One of the key ways that TJ has been put into practice in Australia is through and problem-oriented or solution-focussed courts which aim to address the causes of criminal behaviour. Victoria’s Neighbourhood Justice Centre (about to celebrate its 10th birthday), the family violence courts or divisions and drug courts that exist in most Australian states, the Nunga Courts in South Australia, the Koori Courts of Victoria and the Murri Court of Queensland are all examples of problem-oriented courts in Australia
Therapeutic jurisprudence, restorative justice and non-adversarial justice emerged as a result of the endemic failures of the criminal justice in responding to drug and alcohol related crime, mentally disordered and intellectually disabled offenders, high rates of Indigenous over-representation in the courts and prisons, repeat family violence offenders, repeat drink drivers and other problematic offender groups that make up the bulk of offenders brought before the courts. Both judges and legislatures have recognised this and responded with creative, positive and evidence-based policies.
Traditional, retributively-based criminal justice has not disappeared. It still represents mainstream justice in Australia and elsewhere, particularly in the higher courts that deal with the most serious crimes.
Placing the responsibility for the impending anarchic society at the feet of therapeutic jurisprudence is simplistic and misleading, just as misleading as characterising problem-oriented courts as emotive and akin to TV reality shows. This has never been the case in Australia.
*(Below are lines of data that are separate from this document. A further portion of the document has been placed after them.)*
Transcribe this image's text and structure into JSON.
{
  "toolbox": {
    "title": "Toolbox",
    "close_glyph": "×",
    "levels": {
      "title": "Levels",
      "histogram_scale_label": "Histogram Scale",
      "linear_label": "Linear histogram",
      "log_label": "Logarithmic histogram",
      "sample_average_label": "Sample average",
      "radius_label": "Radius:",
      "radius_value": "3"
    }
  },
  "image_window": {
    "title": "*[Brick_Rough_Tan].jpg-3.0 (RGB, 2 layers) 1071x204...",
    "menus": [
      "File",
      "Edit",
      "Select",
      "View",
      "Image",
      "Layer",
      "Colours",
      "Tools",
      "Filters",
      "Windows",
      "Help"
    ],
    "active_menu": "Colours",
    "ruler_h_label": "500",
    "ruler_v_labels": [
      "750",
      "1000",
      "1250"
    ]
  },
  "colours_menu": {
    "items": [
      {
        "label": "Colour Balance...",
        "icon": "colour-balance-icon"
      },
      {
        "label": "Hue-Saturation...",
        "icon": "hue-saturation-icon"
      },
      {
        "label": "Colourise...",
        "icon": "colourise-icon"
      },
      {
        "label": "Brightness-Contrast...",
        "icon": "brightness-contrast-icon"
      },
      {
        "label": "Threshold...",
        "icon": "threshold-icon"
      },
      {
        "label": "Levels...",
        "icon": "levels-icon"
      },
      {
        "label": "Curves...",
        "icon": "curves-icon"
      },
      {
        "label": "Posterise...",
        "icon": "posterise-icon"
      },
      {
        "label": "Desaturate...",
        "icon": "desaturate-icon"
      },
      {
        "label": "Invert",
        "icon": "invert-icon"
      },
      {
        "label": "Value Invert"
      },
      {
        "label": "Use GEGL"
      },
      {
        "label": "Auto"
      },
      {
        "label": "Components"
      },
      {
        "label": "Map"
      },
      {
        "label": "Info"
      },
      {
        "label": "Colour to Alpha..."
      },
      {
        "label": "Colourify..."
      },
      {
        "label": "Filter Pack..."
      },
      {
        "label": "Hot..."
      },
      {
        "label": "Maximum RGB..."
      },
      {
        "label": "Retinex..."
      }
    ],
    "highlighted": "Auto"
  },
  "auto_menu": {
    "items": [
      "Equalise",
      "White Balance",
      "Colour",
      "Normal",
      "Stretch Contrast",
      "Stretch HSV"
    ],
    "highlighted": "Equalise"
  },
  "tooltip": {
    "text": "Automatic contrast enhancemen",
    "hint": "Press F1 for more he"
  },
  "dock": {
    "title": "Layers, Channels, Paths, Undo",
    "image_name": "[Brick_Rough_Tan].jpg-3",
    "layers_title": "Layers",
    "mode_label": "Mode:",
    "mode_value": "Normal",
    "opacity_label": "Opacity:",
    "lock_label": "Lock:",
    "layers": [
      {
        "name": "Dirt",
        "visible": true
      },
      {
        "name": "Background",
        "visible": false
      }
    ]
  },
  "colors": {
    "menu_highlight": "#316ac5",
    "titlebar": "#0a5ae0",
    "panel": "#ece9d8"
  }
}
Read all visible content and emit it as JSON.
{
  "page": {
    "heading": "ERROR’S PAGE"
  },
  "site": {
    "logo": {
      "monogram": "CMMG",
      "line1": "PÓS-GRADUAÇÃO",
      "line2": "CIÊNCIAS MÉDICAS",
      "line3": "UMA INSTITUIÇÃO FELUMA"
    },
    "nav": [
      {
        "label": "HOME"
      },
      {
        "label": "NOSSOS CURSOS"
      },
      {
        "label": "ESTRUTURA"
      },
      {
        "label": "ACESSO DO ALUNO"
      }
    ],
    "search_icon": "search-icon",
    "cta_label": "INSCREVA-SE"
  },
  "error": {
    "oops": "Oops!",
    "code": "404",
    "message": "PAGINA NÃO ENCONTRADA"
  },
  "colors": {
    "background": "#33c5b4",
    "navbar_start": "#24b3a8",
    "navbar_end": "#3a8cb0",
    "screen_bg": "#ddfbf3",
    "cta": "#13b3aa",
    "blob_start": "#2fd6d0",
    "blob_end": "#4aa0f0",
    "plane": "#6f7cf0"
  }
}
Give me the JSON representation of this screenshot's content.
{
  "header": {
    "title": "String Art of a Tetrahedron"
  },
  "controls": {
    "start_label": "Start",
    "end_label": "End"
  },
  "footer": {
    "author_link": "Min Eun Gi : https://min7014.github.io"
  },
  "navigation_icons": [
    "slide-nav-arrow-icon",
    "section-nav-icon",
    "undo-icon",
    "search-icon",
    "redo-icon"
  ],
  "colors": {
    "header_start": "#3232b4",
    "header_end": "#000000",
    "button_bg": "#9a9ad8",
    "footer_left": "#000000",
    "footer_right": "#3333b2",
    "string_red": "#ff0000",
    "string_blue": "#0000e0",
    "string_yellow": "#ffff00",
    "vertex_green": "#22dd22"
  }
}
Australian judges are not therapists, nor should they be. However, they are aware, through their daily practice, of the reasons why many offenders keep reappearing before them and why traditional criminal justice means have failed and giving them the power to link health and social services to sentencing processes is an important step forward in dealing with the underlying causes of crime.
This is not radical, subversive or emotive: it is a clear, rational and sensible response to social problems that express themselves as criminal behaviour.
Evidence-based practice is central to the establishment and continuation of most non-adversarial court practices in Australia. Dr Oriel claims that ‘enthusiasm for therapeutic approaches to law is rarely checked by independent research’. To the contrary, drug courts in this country and in the United States, and the Neighbourhood Justice Centre in Victoria, have been subject to multiple independent evaluations almost all of which have found them to be at least as effective, if not more so, than imprisonment, and for at least the same cost. Evaluations of the two Victorian bail support programs CREDIT and CISP have demonstrated success including a positive return on investment in terms of improved compliance with bail, decreased recidivism and improved health and social outcomes.
Literature on the relationship between imprisonment and deterrence consistently shows that not only is imprisonment not a deterrent, it is criminogenic. Imprisonment does work to incapacitate offenders, but at a significant cost.
The ultimate aim of the criminal justice system is to protect society and protection can be achieved in many ways: good policing, effective bail laws, well-resourced prosecution and legal aid bodies, well-informed courts and sentencing policies that can balance all of the aims of sentencing: just punishment, deterrence, rehabilitation, denunciation and community protection.
Yes, we should leave therapy to the therapists, but perhaps we should also acknowledge that therapists have a role to play in helping us to achieve justice.